I am trying to create a few bastion hosts in my VPC on aws to connect to my databases that are located in a private subnet. I am using this aws Quick start.
I understand the basics of CIDR blocks and what they mean. However, I don't understand what aws means by the "Allowed Bastion External Access CIDR" parameter. To quote the documentation, this parameter means the following:
"CIDR block that’s allowed SSH external access to the bastion hosts. We recommend that you set this value to a trusted CIDR block. For example, you might want to restrict access to your corporate network."
I don't understand what I should enter in this parameter. Do they want the IP range of my private subnet that will connect to the bastion hosts? Or do they mean by this the range of my private network at home? And does this mean that I can't ssh into my bastion hosts from anywhere else? Obviously I want to restrict access to my bastion hosts, but I don't think I want to only be able to access them from home, since I work from different places and we don't have a private network at the office.
Thanks
"CIDR block that’s allowed SSH external access to the bastion hosts. We recommend that you set this value to a trusted CIDR block. For example, you might want to restrict access to your corporate network."
At a high level, a more simplistic view of a CIDR block, is that it's an IP address range, expressed in CIDR format, and the guide is essentially telling you to set the IP address range that you want to allow to connect to your Bastion hosts. It's also cautioning you to only set it to a trusted CIDR block, this could be your corporate network, your own IP address, or it could also be the CIDR block range of your private subnet.

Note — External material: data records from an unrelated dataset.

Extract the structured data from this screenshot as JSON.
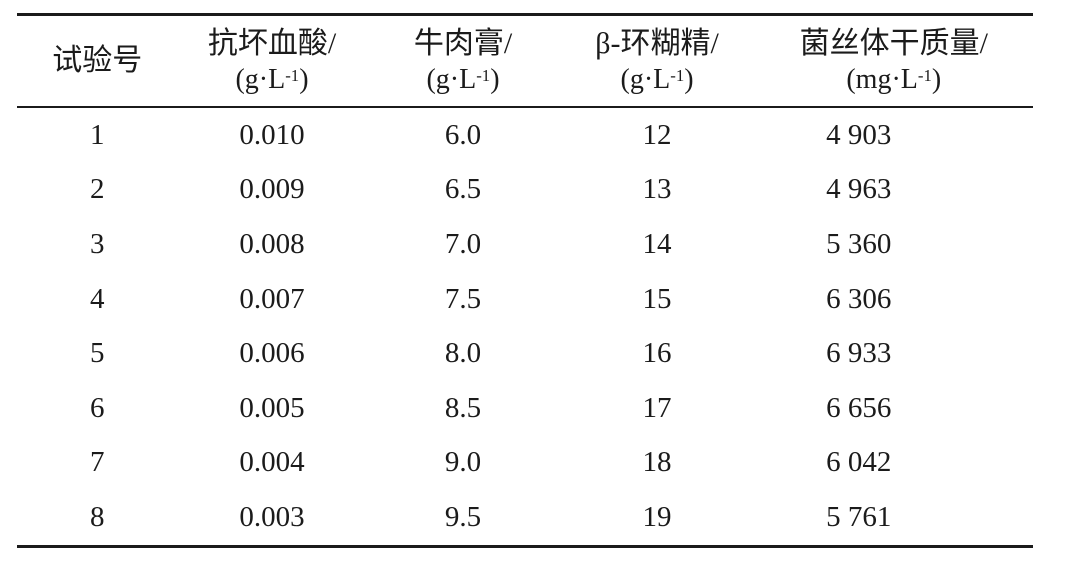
{
  "page": {
    "background_color": "#ffffff",
    "text_color": "#1b1b1b",
    "rule_color": "#1b1b1b"
  },
  "table": {
    "columns": [
      {
        "title": "试验号",
        "unit_prefix": "",
        "unit_sup": "",
        "unit_suffix": ""
      },
      {
        "title": "抗坏血酸/",
        "unit_prefix": "(g·L",
        "unit_sup": "-1",
        "unit_suffix": ")"
      },
      {
        "title": "牛肉膏/",
        "unit_prefix": "(g·L",
        "unit_sup": "-1",
        "unit_suffix": ")"
      },
      {
        "title": "β-环糊精/",
        "unit_prefix": "(g·L",
        "unit_sup": "-1",
        "unit_suffix": ")"
      },
      {
        "title": "菌丝体干质量/",
        "unit_prefix": "(mg·L",
        "unit_sup": "-1",
        "unit_suffix": ")"
      }
    ],
    "rows": [
      [
        "1",
        "0.010",
        "6.0",
        "12",
        "4 903"
      ],
      [
        "2",
        "0.009",
        "6.5",
        "13",
        "4 963"
      ],
      [
        "3",
        "0.008",
        "7.0",
        "14",
        "5 360"
      ],
      [
        "4",
        "0.007",
        "7.5",
        "15",
        "6 306"
      ],
      [
        "5",
        "0.006",
        "8.0",
        "16",
        "6 933"
      ],
      [
        "6",
        "0.005",
        "8.5",
        "17",
        "6 656"
      ],
      [
        "7",
        "0.004",
        "9.0",
        "18",
        "6 042"
      ],
      [
        "8",
        "0.003",
        "9.5",
        "19",
        "5 761"
      ]
    ]
  },
  "chart_data": {
    "type": "table",
    "columns": [
      "试验号",
      "抗坏血酸/(g·L⁻¹)",
      "牛肉膏/(g·L⁻¹)",
      "β-环糊精/(g·L⁻¹)",
      "菌丝体干质量/(mg·L⁻¹)"
    ],
    "rows": [
      [
        1,
        0.01,
        6.0,
        12,
        4903
      ],
      [
        2,
        0.009,
        6.5,
        13,
        4963
      ],
      [
        3,
        0.008,
        7.0,
        14,
        5360
      ],
      [
        4,
        0.007,
        7.5,
        15,
        6306
      ],
      [
        5,
        0.006,
        8.0,
        16,
        6933
      ],
      [
        6,
        0.005,
        8.5,
        17,
        6656
      ],
      [
        7,
        0.004,
        9.0,
        18,
        6042
      ],
      [
        8,
        0.003,
        9.5,
        19,
        5761
      ]
    ]
  }
}
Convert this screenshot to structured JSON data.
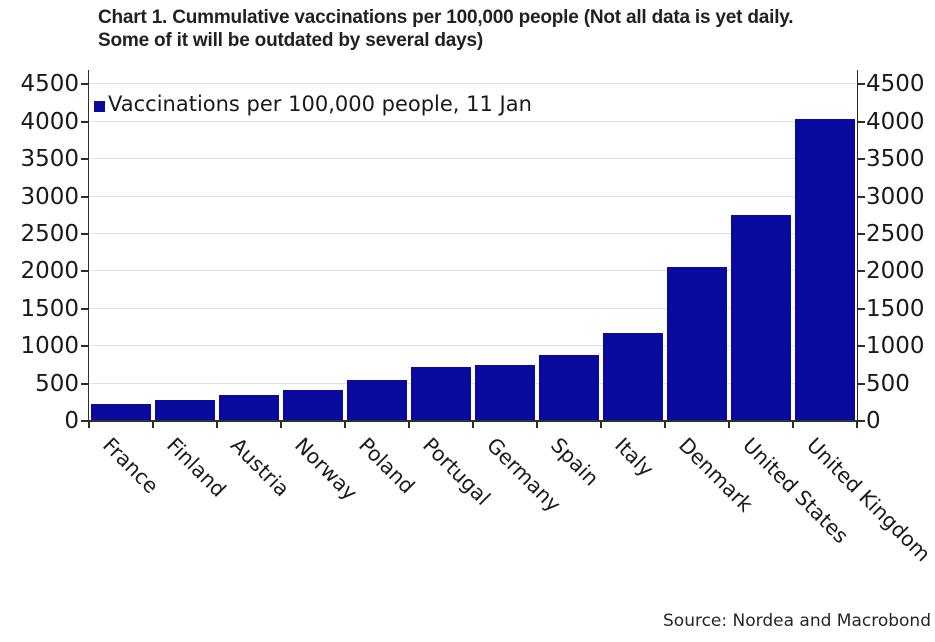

If your private subnet CIDR is 10.0.0.0/8 and you set the CIDR block that is allowed to connect to the Bastion to that then you would allow connections to the Bastion from any IP address in the subnet 10.0.0.0 - 10.255.255.255; this is about 16.7m IP's in the subnet that would be allowed to connect; assuming no other inbound rules, only services in the private subnet which have an IP address in that range would be able to connect to the Bastion. You can specify multiple inbound rules in your security groups which will allow you to connect from different locations, like home or your office, but if you have dynamic IP addresses in those locations you'll need to update your security groups if the IP address changes.
That being said, even though it is a private subnet, and there is no external access, best practice would be to be explicit with the IP addresses that are allowed to connect to your bastion. This increases security, reduces a potential attack surface, and reduces the possibilities of errors.